SHIYE VAGMAN (JOSHUA WAGMAN) (1834-May 22, 1912)
He was born in Kiev, Ukraine. He received a traditional Jewish education, later becoming a follower of the Jewish Enlightenment. He lived in Odessa until 1878, and from there he moved to the United States. He lived in New York until 1895, after that in other American cities, and in 1909 back to New York. He published in: Hamelits (The advocate), Kol mevaser (Herald), and Nyu yorker yudishe folkstsaytung (New York Jewish people’s newspaper) (1866-1889), in which he administered for the first time in the Yiddish press his division “Der shpigl” (The mirror) which in an easy-going form illuminated fast-moving events. Over the years 1890-1895, he was editor of the weekly newspaper Der telegraf (The telegraph) in New York, which he filled out by himself almost completely. He published Der teglikher telegraf (The daily telegraph) in 1895, which appeared for a short time only. After this he contributed to Dovid Apoteker’s monthly periodical Gegenvart (The present) in Philadelphia and published newspapers in various cities, such as: Filadelfyer post (Philadelphia mail), 1898 in Philadelphia; Der shpigl in Chicago; and in Cincinnati and Minneapolis. He was known as an uncompromising fighter for Jewish Orthodoxy in America. Of his many newspaper novels, a few appeared separately as books: Di aristokratishe kale (The aristocratic bride) (New York, 1893), 319 pp.; Di sheyne tirkin (The beautiful Turkish girl) (New York, 1892), 479 pp.; and Don-kikhot (Don Quixote); among others. He died in New York.

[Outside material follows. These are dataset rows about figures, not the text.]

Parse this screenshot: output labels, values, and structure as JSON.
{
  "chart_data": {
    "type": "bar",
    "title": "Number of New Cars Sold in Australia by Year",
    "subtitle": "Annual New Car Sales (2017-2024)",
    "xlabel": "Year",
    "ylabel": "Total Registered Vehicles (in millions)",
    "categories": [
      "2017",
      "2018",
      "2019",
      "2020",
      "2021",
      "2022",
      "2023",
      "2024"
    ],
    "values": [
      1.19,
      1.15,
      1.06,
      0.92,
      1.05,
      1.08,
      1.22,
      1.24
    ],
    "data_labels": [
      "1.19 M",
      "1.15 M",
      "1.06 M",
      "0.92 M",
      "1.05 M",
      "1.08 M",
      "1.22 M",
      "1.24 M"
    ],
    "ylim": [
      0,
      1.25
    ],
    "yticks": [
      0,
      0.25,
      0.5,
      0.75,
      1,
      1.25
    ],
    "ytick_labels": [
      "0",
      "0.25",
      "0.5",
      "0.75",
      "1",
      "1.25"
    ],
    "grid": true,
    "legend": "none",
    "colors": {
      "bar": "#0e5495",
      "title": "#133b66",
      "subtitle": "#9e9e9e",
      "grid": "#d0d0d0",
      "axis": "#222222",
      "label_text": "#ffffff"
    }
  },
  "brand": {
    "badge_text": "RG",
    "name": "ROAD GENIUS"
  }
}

Sources: Zalmen Reyzen, Leksikon, vol. 1; D. B. Tirkel, in Der pinkes (from the American division of YIVO) (New York, 1928), p. 261; Dr. A. Ginzburg, in Forverts (New York) (April 23, 1932); Elye Shulman, Geshikhte fun der yidisher literatur in amerike (History of Yiddish literature in America) (New York, 1943), p. 90; Kalmen Marmor, Der onhoyb fun der yidisher literatur in amerike (The beginning of Yiddish literature in America) (New York, 1944), pp. 35-37; Y. Tsuzmer, Beikve hador (At the edge of the generation) (New York, 1957), p. 207.